RAID | C
Authors: Aman Chadha, Ethan Grefe, Aditya Prakash
The goals for this project are:
• Develop better understanding of the specifics of different RAID implementations
• Analyze tradeoffs in RAID write strategies
• Understand data recovery strategies
In this system you will implement a software RAID manager implementing RAID 0 (striping), RAID 1 (mirroring), RAID 4 (fixed parity disk), and RAID 5 (floating parity), and RAID 10 (mirroring + striping). For each strategy, you will implement a RAID manager capable of normal mode operation (no failures), failed-mode operation (working with one failed disk), and recovery (restoring normal mode with a new disk).
Rather than assign each of you a set of real disks, we will instead work with virtual disks stored in ordinary files. Thus, we won't be able to accurately measure the performance impact of different RAID systems. Instead, we will simply count the number of accesses per disk and use that as a proxy for performance.

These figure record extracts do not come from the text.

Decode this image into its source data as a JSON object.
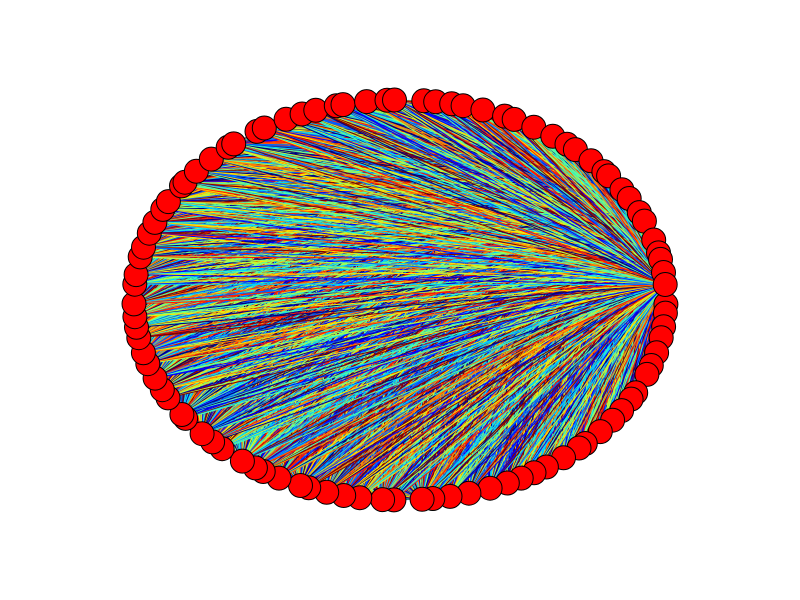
{
  "graph": {
    "layout": "circular",
    "node_count": 96,
    "edge_mode": "complete-graph",
    "node_fill": "#ff0000",
    "node_stroke": "#000000",
    "edge_colormap": "jet",
    "edge_palette": [
      "#00007f",
      "#0000ff",
      "#0063ff",
      "#00d4ff",
      "#4dffaa",
      "#aaff4d",
      "#ffe500",
      "#ff7f00",
      "#ff1a00",
      "#7f0000"
    ],
    "background": "#ffffff"
  }
}
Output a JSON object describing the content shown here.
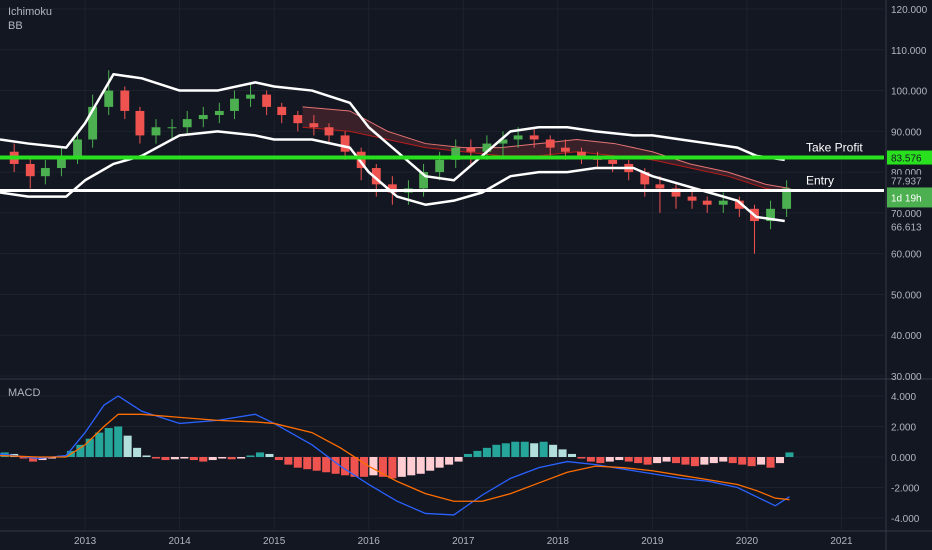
{
  "indicators": {
    "top": [
      "Ichimoku",
      "BB"
    ],
    "bottom": "MACD"
  },
  "colors": {
    "background": "#131722",
    "grid": "#1e222d",
    "axis_text": "#b2b5be",
    "up": "#26a69a",
    "up_alt": "#4caf50",
    "down": "#ef5350",
    "bollinger": "#ffffff",
    "take_profit": "#29e01f",
    "entry": "#ffffff",
    "macd_line": "#2962ff",
    "signal_line": "#ff6d00",
    "hist_pos_strong": "#26a69a",
    "hist_pos_weak": "#b2dfdb",
    "hist_neg_strong": "#ef5350",
    "hist_neg_weak": "#ffcdd2"
  },
  "annotations": {
    "take_profit": {
      "label": "Take Profit",
      "value": 83.576,
      "badge": "83.576"
    },
    "entry": {
      "label": "Entry",
      "value": 75.5,
      "badge": "1d 19h"
    }
  },
  "axis_badges": [
    {
      "text": "77.937",
      "value": 77.937,
      "color": "#b2b5be"
    },
    {
      "text": "66.613",
      "value": 66.613,
      "color": "#b2b5be"
    }
  ],
  "chart_data": [
    {
      "type": "line",
      "ylim": [
        30,
        120
      ],
      "ytick_labels": [
        "30.000",
        "40.000",
        "50.000",
        "60.000",
        "70.000",
        "80.000",
        "90.000",
        "100.000",
        "110.000",
        "120.000"
      ],
      "ytick_values": [
        30,
        40,
        50,
        60,
        70,
        80,
        90,
        100,
        110,
        120
      ],
      "xtick_labels": [
        "2013",
        "2014",
        "2015",
        "2016",
        "2017",
        "2018",
        "2019",
        "2020",
        "2021"
      ],
      "xtick_values": [
        2013,
        2014,
        2015,
        2016,
        2017,
        2018,
        2019,
        2020,
        2021
      ],
      "xlim": [
        2012.1,
        2021.45
      ],
      "candles": {
        "t": [
          2012.25,
          2012.42,
          2012.58,
          2012.75,
          2012.92,
          2013.08,
          2013.25,
          2013.42,
          2013.58,
          2013.75,
          2013.92,
          2014.08,
          2014.25,
          2014.42,
          2014.58,
          2014.75,
          2014.92,
          2015.08,
          2015.25,
          2015.42,
          2015.58,
          2015.75,
          2015.92,
          2016.08,
          2016.25,
          2016.42,
          2016.58,
          2016.75,
          2016.92,
          2017.08,
          2017.25,
          2017.42,
          2017.58,
          2017.75,
          2017.92,
          2018.08,
          2018.25,
          2018.42,
          2018.58,
          2018.75,
          2018.92,
          2019.08,
          2019.25,
          2019.42,
          2019.58,
          2019.75,
          2019.92,
          2020.08,
          2020.25,
          2020.42
        ],
        "open": [
          85,
          82,
          79,
          81,
          84,
          88,
          96,
          100,
          95,
          89,
          91,
          91,
          93,
          94,
          95,
          98,
          99,
          96,
          94,
          92,
          91,
          89,
          85,
          81,
          77,
          75,
          76,
          80,
          83,
          86,
          85,
          87,
          88,
          89,
          88,
          86,
          85,
          84,
          83,
          82,
          80,
          77,
          76,
          74,
          73,
          72,
          73,
          71,
          68,
          71
        ],
        "close": [
          82,
          79,
          81,
          84,
          88,
          96,
          100,
          95,
          89,
          91,
          91,
          93,
          94,
          95,
          98,
          99,
          96,
          94,
          92,
          91,
          89,
          85,
          81,
          77,
          75,
          76,
          80,
          83,
          86,
          85,
          87,
          88,
          89,
          88,
          86,
          85,
          84,
          83,
          82,
          80,
          77,
          76,
          74,
          73,
          72,
          73,
          71,
          68,
          71,
          76
        ],
        "high": [
          87,
          84,
          83,
          86,
          90,
          99,
          105,
          101,
          96,
          93,
          93,
          95,
          96,
          97,
          100,
          102,
          100,
          97,
          95,
          94,
          92,
          90,
          86,
          82,
          79,
          78,
          82,
          85,
          88,
          88,
          89,
          90,
          91,
          91,
          89,
          88,
          86,
          85,
          84,
          83,
          81,
          79,
          77,
          76,
          74,
          75,
          74,
          72,
          73,
          78
        ],
        "low": [
          80,
          76,
          77,
          79,
          82,
          86,
          94,
          93,
          87,
          87,
          88,
          89,
          91,
          92,
          93,
          96,
          94,
          92,
          90,
          89,
          87,
          83,
          78,
          74,
          72,
          72,
          74,
          78,
          81,
          82,
          83,
          84,
          86,
          86,
          84,
          83,
          82,
          81,
          80,
          78,
          74,
          70,
          71,
          71,
          70,
          70,
          69,
          60,
          66,
          69
        ]
      },
      "bollinger": {
        "t": [
          2012.1,
          2012.4,
          2012.8,
          2013.0,
          2013.3,
          2013.6,
          2014.0,
          2014.4,
          2014.8,
          2015.0,
          2015.4,
          2015.8,
          2016.0,
          2016.3,
          2016.6,
          2016.9,
          2017.2,
          2017.5,
          2017.8,
          2018.1,
          2018.4,
          2018.8,
          2019.0,
          2019.3,
          2019.6,
          2019.9,
          2020.1,
          2020.4
        ],
        "upper": [
          88,
          87,
          86,
          92,
          104,
          103,
          100,
          100,
          102,
          101,
          100,
          97,
          91,
          85,
          79,
          78,
          84,
          90,
          91,
          91,
          90,
          89,
          89,
          88,
          87,
          86,
          84,
          83
        ],
        "lower": [
          75,
          74,
          74,
          78,
          82,
          84,
          89,
          90,
          89,
          88,
          88,
          86,
          80,
          74,
          72,
          73,
          75,
          79,
          80,
          80,
          81,
          81,
          79,
          77,
          75,
          73,
          69,
          68
        ]
      },
      "ichimoku_cloud": {
        "t": [
          2015.3,
          2015.8,
          2016.2,
          2016.6,
          2017.0,
          2017.4,
          2017.8,
          2018.2,
          2018.6,
          2019.0,
          2019.4,
          2019.8,
          2020.2,
          2020.45
        ],
        "span_a": [
          96,
          95,
          90,
          87,
          86,
          86,
          87,
          88,
          87,
          85,
          82,
          80,
          77,
          76
        ],
        "span_b": [
          91,
          90,
          88,
          86,
          85,
          84,
          84,
          85,
          84,
          83,
          81,
          79,
          76,
          75
        ]
      },
      "take_profit": 83.576,
      "entry": 75.5
    },
    {
      "type": "bar",
      "ylim": [
        -4.5,
        4.5
      ],
      "ytick_labels": [
        "-4.000",
        "-2.000",
        "0.000",
        "2.000",
        "4.000"
      ],
      "ytick_values": [
        -4,
        -2,
        0,
        2,
        4
      ],
      "macd": {
        "t": [
          2012.1,
          2012.5,
          2012.8,
          2013.0,
          2013.2,
          2013.35,
          2013.6,
          2014.0,
          2014.4,
          2014.8,
          2015.0,
          2015.4,
          2015.7,
          2016.0,
          2016.3,
          2016.6,
          2016.9,
          2017.2,
          2017.5,
          2017.8,
          2018.1,
          2018.4,
          2018.7,
          2019.0,
          2019.3,
          2019.6,
          2019.9,
          2020.1,
          2020.3,
          2020.45
        ],
        "macd": [
          0.2,
          -0.1,
          0.1,
          1.6,
          3.4,
          4.0,
          3.0,
          2.2,
          2.4,
          2.8,
          2.2,
          0.8,
          -0.6,
          -1.8,
          -2.9,
          -3.7,
          -3.8,
          -2.5,
          -1.4,
          -0.7,
          -0.3,
          -0.5,
          -0.8,
          -1.1,
          -1.4,
          -1.6,
          -2.0,
          -2.6,
          -3.2,
          -2.6
        ],
        "signal": [
          0.1,
          0.0,
          0.0,
          0.8,
          2.0,
          2.8,
          2.8,
          2.6,
          2.4,
          2.3,
          2.2,
          1.6,
          0.6,
          -0.6,
          -1.6,
          -2.4,
          -2.9,
          -2.9,
          -2.4,
          -1.7,
          -1.0,
          -0.6,
          -0.7,
          -0.9,
          -1.2,
          -1.5,
          -1.8,
          -2.2,
          -2.7,
          -2.8
        ]
      },
      "histogram": {
        "t": [
          2012.15,
          2012.25,
          2012.35,
          2012.45,
          2012.55,
          2012.65,
          2012.75,
          2012.85,
          2012.95,
          2013.05,
          2013.15,
          2013.25,
          2013.35,
          2013.45,
          2013.55,
          2013.65,
          2013.75,
          2013.85,
          2013.95,
          2014.05,
          2014.15,
          2014.25,
          2014.35,
          2014.45,
          2014.55,
          2014.65,
          2014.75,
          2014.85,
          2014.95,
          2015.05,
          2015.15,
          2015.25,
          2015.35,
          2015.45,
          2015.55,
          2015.65,
          2015.75,
          2015.85,
          2015.95,
          2016.05,
          2016.15,
          2016.25,
          2016.35,
          2016.45,
          2016.55,
          2016.65,
          2016.75,
          2016.85,
          2016.95,
          2017.05,
          2017.15,
          2017.25,
          2017.35,
          2017.45,
          2017.55,
          2017.65,
          2017.75,
          2017.85,
          2017.95,
          2018.05,
          2018.15,
          2018.25,
          2018.35,
          2018.45,
          2018.55,
          2018.65,
          2018.75,
          2018.85,
          2018.95,
          2019.05,
          2019.15,
          2019.25,
          2019.35,
          2019.45,
          2019.55,
          2019.65,
          2019.75,
          2019.85,
          2019.95,
          2020.05,
          2020.15,
          2020.25,
          2020.35,
          2020.45
        ],
        "values": [
          0.3,
          0.2,
          -0.1,
          -0.3,
          -0.2,
          -0.1,
          0.1,
          0.4,
          0.8,
          1.2,
          1.6,
          1.9,
          2.0,
          1.4,
          0.6,
          0.1,
          -0.1,
          -0.2,
          -0.15,
          -0.1,
          -0.2,
          -0.3,
          -0.2,
          -0.1,
          -0.15,
          -0.1,
          0.1,
          0.3,
          0.2,
          -0.2,
          -0.5,
          -0.7,
          -0.8,
          -0.9,
          -1.0,
          -1.1,
          -1.2,
          -1.3,
          -1.3,
          -1.2,
          -1.3,
          -1.4,
          -1.3,
          -1.2,
          -1.1,
          -0.9,
          -0.7,
          -0.5,
          -0.3,
          0.2,
          0.4,
          0.6,
          0.8,
          0.9,
          1.0,
          1.0,
          0.9,
          1.0,
          0.8,
          0.5,
          0.2,
          -0.1,
          -0.3,
          -0.4,
          -0.3,
          -0.2,
          -0.3,
          -0.4,
          -0.5,
          -0.4,
          -0.3,
          -0.4,
          -0.5,
          -0.6,
          -0.5,
          -0.4,
          -0.3,
          -0.4,
          -0.5,
          -0.6,
          -0.5,
          -0.7,
          -0.4,
          0.3
        ]
      }
    }
  ]
}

You will create a simulator program named raidsim.
Virtual disk array Please use the functions defined in disk-array.h. The file test.c shows how to use the functions. The block size for the project is defined in disk.h.
RAID 0 Blocks should be striped across disks, starting with the lowest numbered disk and increasing. Each disk gets a strip of blocks, which is one or more blocks. For example, with 3 disks and strip size of 2, disk 0 gets blocks 0-1 and 6-7, disk 1 gets blocks 2-3 and 8-9, and disk 3 gets blocks 4-5 and 10-11.
RAID 10 Blocks should be mirrored between pairs of disks and then striped across pairs of disks in strip units. Mirrors should be disk i and i+1. For example, with 4 disks and strip size 2, disks 0 and 1 get blocks 0-1 and 4-5, and disks 2 and 3 gets blocks 2-3 and 6-7.
RAID 4 Blocks should be striped in strip size units across the first n-1 disks, and disk n should receive the parity. For 4 disks and strip size 3, disk 0 gets blocks 0-2 and 9-11, disk 1 gets 2 blocks 3-5 and 12-14, disk 2 gets blocks 6-8 and 15-17. The parity disk gets the byte-wise XOR of the n-1 data disks. In this case, block 0 XOR block 3 XOR block 6, block 1 XOR block 4 XOR block 7, block 2 XOR block 5 XOR block 8 etc. For writes less than a full stripe, you can use additive (read the old blocks and compute new parity) or subtractive (read the old block and old parity) parity. For writes to a full stripe, just write out the data and new parity.
RAID 5 Blocks should be striped in strip size units across N disks, reserving one disk for parity. For the first strip, disk 0 should be used for parity, for the second disk 1 etc. For stripe, parity returns to disk 0. For example, with strip size 1 and 4 disks:
For writes less than a full stripe, you can use additive (read the old blocks and compute new parity) or subtractive (read the old block and old parity) parity. For writes to a full stripe, just write out the data and new parity.
• -level [0|10|4|5] specifies the RAID level as 0, 10, 4, or 5
• -strip n specifies the number of blocks in a strip
• -disks n specifies the use of n disks. Some RAID levels may require an even number of disks (RAID 10) or more than 2 disks (RAID 4 and 5).
• -size n specifies the number of blocks per disk
• -trace filename specifies the name a file containing a trace of requests
• -verbose set the global variable "verbose" to 1 (defaults to 0)
All parameters are mandatory except "verbose". A sample command line:
raidsim -level 10 -strip 5 -disks 10 -size 10000 -trace input.txt
The trace file contains a sequence of lines with one command per line. There will be exactly one space between each word in a command. The commands can be:
• READ LBA SIZE - read starting at block LBA for SIZE blocks. Prints out the first 4 byte value in each block, separated by spaces on a single line.
• WRITE LBA SIZE VALUE - write the 4-byte pattern VALUE repeatedly starting at block LBA for SIZE blocks.
• FAIL DISK - make disk number DISK fail, so it cannot be read or written any more. No output.
• RECOVER DISK - make disk number DISK recover as a clean, empty disk that can be read or written. No output.
• END - last command in trace.
For each RAID type, your simulator should try to complete as much of a command as possible: return as much data as possible on a read and write as much data as possible on a write.
Your simulator should print the command line from the trace and then execute it, then print the desired output on the following line. After the END command, your simulator should call disk_array_print_stats() to print the statistics for the disks. On read errors, replace the value (which may be one of many in a set of blocks) with the word ERROR. Thus, a read may return a mix of values and an error. On write errors, print ERROR if any blocks of the write cannot be written.
For writes less than a full stripe, you can use additive (read the old blocks and compute new parity) or subtractive (read the old block and old parity) parity. For writes to a full stripe, just write out the data and new parity.
To help with evaluating the implementation, tests are included.